The future of the BARMM over the next three to six years is shaped by several key factors, including the successful implementation of initiatives like the Block Grant from the National Government, the European Union’s Support to the Bangsamoro Transition (SUBATRA), and various rehabilitation and development projects. These initiatives, particularly the Block Grant mandated by the Bangsamoro Organic Law (RA 11054), provide the BARMM with sustained and substantial funding crucial for implementing development programs, infrastructure projects, and social services. The autonomy in budget allocation that the Block Grant affords the BARMM allows the regional government to tailor its development programs to the specific needs of its people, potentially leading to more effective and locally appropriate interventions. Moreover, initiatives like SUBATRA focus on strengthening governance and capacity building within the BARMM, addressing issues like corruption and supporting the Normalization Track, which includes the decommissioning of MILF combatants and their reintegration into civilian life. These efforts are essential for reducing the likelihood of a return to armed conflict and creating a stable environment conducive to development.
However, the trajectory of the region will also be influenced by persistent challenges such as horizontal conflicts (including clan feuds) and corruption. Horizontal conflicts can undermine development efforts by creating instability, disrupting economic activities, and displacing communities. Meanwhile, corruption within the BARMM government could hinder the effective use of the Block Grant and other financial resources, leading to misallocation of funds, reduced public trust, and slower progress in development and peacebuilding.

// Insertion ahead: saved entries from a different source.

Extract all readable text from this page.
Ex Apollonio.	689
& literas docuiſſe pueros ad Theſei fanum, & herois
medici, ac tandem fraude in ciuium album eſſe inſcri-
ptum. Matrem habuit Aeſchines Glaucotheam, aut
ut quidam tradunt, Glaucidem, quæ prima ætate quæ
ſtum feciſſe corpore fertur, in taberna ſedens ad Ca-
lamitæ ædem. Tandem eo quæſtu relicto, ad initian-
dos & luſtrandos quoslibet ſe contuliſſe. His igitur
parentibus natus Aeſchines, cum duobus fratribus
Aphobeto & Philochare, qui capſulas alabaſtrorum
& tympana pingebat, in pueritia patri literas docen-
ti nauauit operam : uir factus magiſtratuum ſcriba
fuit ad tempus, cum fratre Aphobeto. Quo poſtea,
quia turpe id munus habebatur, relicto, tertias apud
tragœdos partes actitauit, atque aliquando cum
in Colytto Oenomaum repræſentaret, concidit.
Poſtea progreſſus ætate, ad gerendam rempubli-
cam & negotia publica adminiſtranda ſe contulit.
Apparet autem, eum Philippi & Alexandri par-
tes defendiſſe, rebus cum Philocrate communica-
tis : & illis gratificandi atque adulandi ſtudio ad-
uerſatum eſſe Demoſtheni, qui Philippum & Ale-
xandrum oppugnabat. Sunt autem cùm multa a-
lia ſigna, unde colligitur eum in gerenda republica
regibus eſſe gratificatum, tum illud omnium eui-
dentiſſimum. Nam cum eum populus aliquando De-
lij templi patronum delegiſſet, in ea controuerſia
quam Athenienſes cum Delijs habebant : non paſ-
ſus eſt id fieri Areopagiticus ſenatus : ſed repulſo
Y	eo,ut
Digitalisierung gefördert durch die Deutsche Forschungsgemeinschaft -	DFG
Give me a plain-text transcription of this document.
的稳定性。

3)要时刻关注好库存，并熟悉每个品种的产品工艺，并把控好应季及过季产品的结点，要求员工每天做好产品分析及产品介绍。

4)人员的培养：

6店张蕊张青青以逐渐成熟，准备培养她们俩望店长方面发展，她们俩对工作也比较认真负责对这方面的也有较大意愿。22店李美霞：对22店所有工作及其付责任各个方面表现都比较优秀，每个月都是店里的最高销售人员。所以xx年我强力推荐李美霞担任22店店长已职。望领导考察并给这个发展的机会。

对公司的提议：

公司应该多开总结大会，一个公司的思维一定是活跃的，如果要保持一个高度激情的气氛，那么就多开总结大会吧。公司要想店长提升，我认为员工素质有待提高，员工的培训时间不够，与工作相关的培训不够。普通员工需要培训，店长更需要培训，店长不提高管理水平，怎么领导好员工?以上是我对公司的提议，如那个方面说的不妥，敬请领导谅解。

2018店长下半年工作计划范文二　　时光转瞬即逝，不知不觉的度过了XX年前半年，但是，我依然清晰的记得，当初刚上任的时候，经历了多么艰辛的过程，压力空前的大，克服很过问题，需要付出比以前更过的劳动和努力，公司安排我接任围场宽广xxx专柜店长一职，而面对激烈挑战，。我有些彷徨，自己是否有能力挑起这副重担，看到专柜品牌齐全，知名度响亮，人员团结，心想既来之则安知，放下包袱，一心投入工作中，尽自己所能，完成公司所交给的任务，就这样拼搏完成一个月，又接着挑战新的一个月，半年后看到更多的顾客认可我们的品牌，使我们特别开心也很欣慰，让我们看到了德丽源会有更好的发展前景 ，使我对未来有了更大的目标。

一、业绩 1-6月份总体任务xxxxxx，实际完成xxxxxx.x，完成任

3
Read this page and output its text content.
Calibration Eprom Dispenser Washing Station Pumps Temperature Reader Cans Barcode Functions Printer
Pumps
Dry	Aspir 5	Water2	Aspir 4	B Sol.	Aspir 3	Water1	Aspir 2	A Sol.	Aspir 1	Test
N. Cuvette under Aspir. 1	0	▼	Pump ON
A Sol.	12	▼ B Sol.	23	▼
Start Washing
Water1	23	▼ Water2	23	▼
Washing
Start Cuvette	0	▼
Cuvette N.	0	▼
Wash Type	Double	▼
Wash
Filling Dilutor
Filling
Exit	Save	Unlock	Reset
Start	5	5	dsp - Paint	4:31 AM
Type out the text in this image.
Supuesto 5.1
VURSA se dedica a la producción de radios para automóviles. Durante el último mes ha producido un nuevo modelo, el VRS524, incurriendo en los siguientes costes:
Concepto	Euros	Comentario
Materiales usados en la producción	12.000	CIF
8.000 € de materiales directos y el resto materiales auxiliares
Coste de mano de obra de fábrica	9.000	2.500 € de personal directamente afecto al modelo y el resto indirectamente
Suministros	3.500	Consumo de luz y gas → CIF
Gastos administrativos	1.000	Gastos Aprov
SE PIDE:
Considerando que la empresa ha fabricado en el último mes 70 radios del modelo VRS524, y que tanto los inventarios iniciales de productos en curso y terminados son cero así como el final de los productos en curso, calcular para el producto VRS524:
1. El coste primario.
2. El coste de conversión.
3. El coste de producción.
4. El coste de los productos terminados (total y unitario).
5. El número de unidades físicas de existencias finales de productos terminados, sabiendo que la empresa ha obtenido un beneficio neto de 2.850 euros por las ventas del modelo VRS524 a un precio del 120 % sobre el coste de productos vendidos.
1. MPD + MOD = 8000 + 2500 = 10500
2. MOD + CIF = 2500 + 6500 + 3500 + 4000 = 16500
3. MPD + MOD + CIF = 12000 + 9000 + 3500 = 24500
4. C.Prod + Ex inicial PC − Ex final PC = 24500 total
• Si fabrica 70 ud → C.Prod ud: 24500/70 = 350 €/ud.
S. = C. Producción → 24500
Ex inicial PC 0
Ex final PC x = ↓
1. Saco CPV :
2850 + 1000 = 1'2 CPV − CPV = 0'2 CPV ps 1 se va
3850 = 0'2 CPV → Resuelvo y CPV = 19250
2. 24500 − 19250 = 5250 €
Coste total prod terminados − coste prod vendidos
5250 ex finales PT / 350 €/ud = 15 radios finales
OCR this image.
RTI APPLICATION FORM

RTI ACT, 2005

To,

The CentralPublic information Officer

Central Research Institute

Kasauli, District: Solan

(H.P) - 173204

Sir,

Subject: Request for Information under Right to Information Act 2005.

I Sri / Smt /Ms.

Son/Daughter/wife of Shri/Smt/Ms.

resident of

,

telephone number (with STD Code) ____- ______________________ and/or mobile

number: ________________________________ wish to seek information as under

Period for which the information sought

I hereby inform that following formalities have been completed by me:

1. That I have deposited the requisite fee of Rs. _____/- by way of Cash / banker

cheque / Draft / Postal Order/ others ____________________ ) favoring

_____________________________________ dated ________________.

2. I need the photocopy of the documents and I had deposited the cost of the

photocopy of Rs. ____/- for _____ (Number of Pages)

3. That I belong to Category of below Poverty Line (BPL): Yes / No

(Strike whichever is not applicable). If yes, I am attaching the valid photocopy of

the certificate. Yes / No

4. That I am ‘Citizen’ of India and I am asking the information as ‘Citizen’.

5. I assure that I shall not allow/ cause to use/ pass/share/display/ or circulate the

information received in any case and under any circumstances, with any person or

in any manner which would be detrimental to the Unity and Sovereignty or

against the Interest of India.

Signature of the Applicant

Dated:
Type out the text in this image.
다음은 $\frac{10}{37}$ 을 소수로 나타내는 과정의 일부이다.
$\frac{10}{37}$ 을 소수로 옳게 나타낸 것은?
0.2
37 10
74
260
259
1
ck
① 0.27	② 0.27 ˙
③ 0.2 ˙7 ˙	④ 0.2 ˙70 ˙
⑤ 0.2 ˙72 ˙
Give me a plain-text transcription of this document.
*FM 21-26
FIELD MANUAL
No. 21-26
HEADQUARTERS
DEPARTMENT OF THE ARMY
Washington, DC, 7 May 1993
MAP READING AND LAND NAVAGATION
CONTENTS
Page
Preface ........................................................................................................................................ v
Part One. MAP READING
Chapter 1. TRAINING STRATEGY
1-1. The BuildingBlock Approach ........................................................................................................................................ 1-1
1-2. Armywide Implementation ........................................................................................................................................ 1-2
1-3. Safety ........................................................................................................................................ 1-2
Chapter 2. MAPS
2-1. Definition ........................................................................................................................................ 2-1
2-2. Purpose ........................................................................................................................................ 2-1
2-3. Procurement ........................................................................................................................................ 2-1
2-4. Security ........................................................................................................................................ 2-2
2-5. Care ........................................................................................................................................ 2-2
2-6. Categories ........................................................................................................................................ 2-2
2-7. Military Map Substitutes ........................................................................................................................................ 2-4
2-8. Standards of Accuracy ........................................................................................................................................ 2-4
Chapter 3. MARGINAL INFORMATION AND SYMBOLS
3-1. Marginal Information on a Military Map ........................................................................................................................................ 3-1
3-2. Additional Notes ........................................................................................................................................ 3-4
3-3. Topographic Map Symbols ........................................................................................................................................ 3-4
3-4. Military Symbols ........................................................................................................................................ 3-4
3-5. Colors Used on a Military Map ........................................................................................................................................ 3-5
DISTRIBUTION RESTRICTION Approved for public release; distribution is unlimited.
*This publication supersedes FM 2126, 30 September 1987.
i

The future of the Bangsamoro region can unfold in several ways. In an optimistic scenario, if the BARMM government effectively utilizes the Block Grant and implements governance reforms, the region could see significant economic growth, improved infrastructure, and enhanced social services, with a marked improvement in security and public trust. In a more moderate scenario, the BARMM might achieve some success, but ongoing corruption and unresolved horizontal conflicts could hamper progress, leading to uneven development and localized conflicts. In the worst-case scenario, failure to address corruption and conflict could result in significant setbacks, with mismanagement of resources and intensified violence potentially leading to a resurgence of armed conflict, undermining the peace process and the region’s development prospects.
Ultimately, the future of the Bangsamoro region will largely depend on the effectiveness of its governance, the successful implementation of peace and development initiatives, and the ability to address corruption and horizontal conflicts. If these challenges are adequately addressed, the region has the potential to become a model for peace and development. However, if they are not, the region risks falling into a cycle of instability and underdevelopment. The key to the region’s success lies in the BARMM government’s ability to implement reforms, build trust, and foster inclusive development.
(MindaViews is the opinion section of MindaNews. Mussolini T. Lidasan is Executive Director of the Al Qalam Institute of the Ateneo de Davao University. He served as Commissioner of the Bangsamoro Transition Commission from 2017 to 2019 and Member of Parliament of the Bangsamoro Autonomous Region in Muslim Mindanao from 2019 to 2022).